Theater Arche /// 03. November 2021 /// Stilübungen
Ein Alltagsgeschehen welches 156-mal immer wieder neu erzählt wird? In «Exercises de Stil» tut der französische Dichter Raymond Queneau genau das, indem er das Eigenleben der Pariser Buslinie S beleuchtet. Eine Synonym-Schlacht welche die Lachmuskeln nicht unverschont lässt. Mit der deutschen Neuübersetzung nimmt sich das Theater Arche im Rahmen des Odyssee-Festivals Queneaus Geschichte an und geizt auch auf der Bühne nicht mit humorvollen Ausschmückungen einer auf ersten Blick banal wirkenden Erzählung.
Eine Bushaltestelle mit 4 leeren Stühlen, ein umgekipptes Klavier, ein Musiker und 2 Erzähler*innen. Mehr braucht es nicht um die skurrilen Geschichten von Raymond Quenaeu darzustellen. Eine Begegnung in der Buslinie S, die sich quer durch Paris schlängelt, wird aus verschiedenen Perspektiven erzählt; ein junger huttragender Mann fühlt sich im wahrsten Sinne des Wortes von einem Mitfahrenden auf die Füße getreten. Jedes Mal beim Ein- und Aussteigen würde besagter Mitfahrer ihm scheinbar absichtlich über die Schuhe trampeln. Ein kleiner verbaler Aufstand entsteht, ein Busgemenge, welcher sich jedoch wieder legt, sobald der junge Mann einen freien Sitzplatz ergattert. Später wird eben jener junge Mann mit einem Freund gesichtet, welcher ihm den modischen Ratschlag gibt, einen weiteren Knopf an seinem Hemd zu befestigen. Auf 156 Weisen erzählt Quenaeu diese Geschichte durch die Augen verschiedener Passanten der Buslinie S. Ein literarischer Sprachschatz tut sich auf, denn jeder Augenzeuge beschreibt das Geschehene anders. Die Augen der Beobachter, ob Arzt oder Journalist, sehen alle das Gleiche.
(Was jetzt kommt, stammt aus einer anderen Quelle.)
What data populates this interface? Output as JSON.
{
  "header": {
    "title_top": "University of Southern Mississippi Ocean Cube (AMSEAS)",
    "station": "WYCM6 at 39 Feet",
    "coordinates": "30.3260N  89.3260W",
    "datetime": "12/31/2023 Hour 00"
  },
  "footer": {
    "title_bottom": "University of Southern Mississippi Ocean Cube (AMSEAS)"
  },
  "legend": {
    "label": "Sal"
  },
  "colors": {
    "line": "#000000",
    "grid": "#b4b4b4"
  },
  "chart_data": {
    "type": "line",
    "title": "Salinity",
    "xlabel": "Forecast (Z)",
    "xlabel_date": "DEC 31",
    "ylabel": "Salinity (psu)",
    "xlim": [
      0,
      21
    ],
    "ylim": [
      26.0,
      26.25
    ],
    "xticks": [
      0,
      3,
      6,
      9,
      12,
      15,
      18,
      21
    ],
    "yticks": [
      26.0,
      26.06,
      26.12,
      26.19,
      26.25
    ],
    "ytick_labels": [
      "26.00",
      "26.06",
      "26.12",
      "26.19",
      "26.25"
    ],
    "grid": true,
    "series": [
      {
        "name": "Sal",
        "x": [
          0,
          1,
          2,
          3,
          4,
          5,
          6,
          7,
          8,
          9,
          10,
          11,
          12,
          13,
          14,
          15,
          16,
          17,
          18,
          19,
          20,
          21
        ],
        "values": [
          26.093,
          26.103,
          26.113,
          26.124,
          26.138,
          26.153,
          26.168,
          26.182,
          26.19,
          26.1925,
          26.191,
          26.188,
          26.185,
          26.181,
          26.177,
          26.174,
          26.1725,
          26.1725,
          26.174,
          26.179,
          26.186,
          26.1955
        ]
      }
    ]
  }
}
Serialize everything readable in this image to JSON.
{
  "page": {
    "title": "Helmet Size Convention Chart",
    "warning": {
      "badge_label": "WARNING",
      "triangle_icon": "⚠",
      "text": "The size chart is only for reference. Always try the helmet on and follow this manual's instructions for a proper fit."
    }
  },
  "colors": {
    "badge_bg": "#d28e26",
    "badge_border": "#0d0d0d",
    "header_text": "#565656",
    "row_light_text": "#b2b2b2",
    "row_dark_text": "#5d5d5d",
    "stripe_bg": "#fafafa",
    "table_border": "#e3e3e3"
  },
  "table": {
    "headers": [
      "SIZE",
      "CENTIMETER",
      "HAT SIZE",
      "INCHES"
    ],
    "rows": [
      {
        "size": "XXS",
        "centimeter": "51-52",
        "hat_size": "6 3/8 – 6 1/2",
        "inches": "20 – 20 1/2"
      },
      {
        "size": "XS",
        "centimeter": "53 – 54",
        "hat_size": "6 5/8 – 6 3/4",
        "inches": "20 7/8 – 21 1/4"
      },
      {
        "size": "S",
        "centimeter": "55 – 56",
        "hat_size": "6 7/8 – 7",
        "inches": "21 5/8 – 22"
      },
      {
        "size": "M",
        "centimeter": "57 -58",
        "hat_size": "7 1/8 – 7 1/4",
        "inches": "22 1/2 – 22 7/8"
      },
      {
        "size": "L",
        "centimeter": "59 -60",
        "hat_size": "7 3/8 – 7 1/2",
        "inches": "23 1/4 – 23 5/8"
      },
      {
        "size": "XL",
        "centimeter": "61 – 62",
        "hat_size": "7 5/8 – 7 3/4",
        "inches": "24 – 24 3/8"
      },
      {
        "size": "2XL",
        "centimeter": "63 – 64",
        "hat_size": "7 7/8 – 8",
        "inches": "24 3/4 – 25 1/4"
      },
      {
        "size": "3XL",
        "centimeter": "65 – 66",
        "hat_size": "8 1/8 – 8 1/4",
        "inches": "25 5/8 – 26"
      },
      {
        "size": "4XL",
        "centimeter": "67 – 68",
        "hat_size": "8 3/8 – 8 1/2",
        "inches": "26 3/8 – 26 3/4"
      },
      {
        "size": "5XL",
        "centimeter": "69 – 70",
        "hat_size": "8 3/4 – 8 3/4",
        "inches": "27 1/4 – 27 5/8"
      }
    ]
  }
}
Erst deren verschiedene Erzählweise zeigt, wie unterschiedlich ein Ereignis wahrgenommen werden kann..
Facettenreich sind auch die Figuren, die Marie-Therese Lind und Georg Beham-Kreuzbauer auf die Bühne bringen. Sie glänzen mit Eigenheit, Verschrobenheit und besonders mit ihren sprachlichen Feinheiten. Diese zeichnen sich meistens jedoch nicht über den Inhalt ihrer Erzählung aus, sondern durch ihre oft urige Aussprache und Dialekte. Das alteingesessene österreichische Rentnerpaar, ein Schweizer Pfarrer mit einem schmutzigen Geheimnis, die verzweifelt englisch sprechende Schauspielerin sowie eine französische Sängerin, sie alle sind vertreten. Während des Stücks taucht das Duo jeweils abwechselnd sowie teilweise zusammen auf der Bühne in die Erzählwelt der verschiedenen Passant*innen und schlüpft scheinbar mühelos in deren Haut. Dabei bringen die beiden das Publikum mit diversen Sichtweisen auf den jungen Hutträger der Linie S zum Lachen. Und es tut gut mal wieder zu lachen im Theater.
Jedoch werden teilweise die literarischen Feinheiten Queneaus und dessen Blick auf seine Umgebung und deren Bewohner unter der Flut an Akzenten, den pantomimisch angehauchten Gesten und den pointierten Einsätzen des Musikers Ruei-Ran “Algy” Wu vergraben. Alles in allem ein runder komödiantischer Abend der zum Schmunzeln bringt und einen dazu verleitet, bei der nächsten Busfahrt die Augen offen zu halten.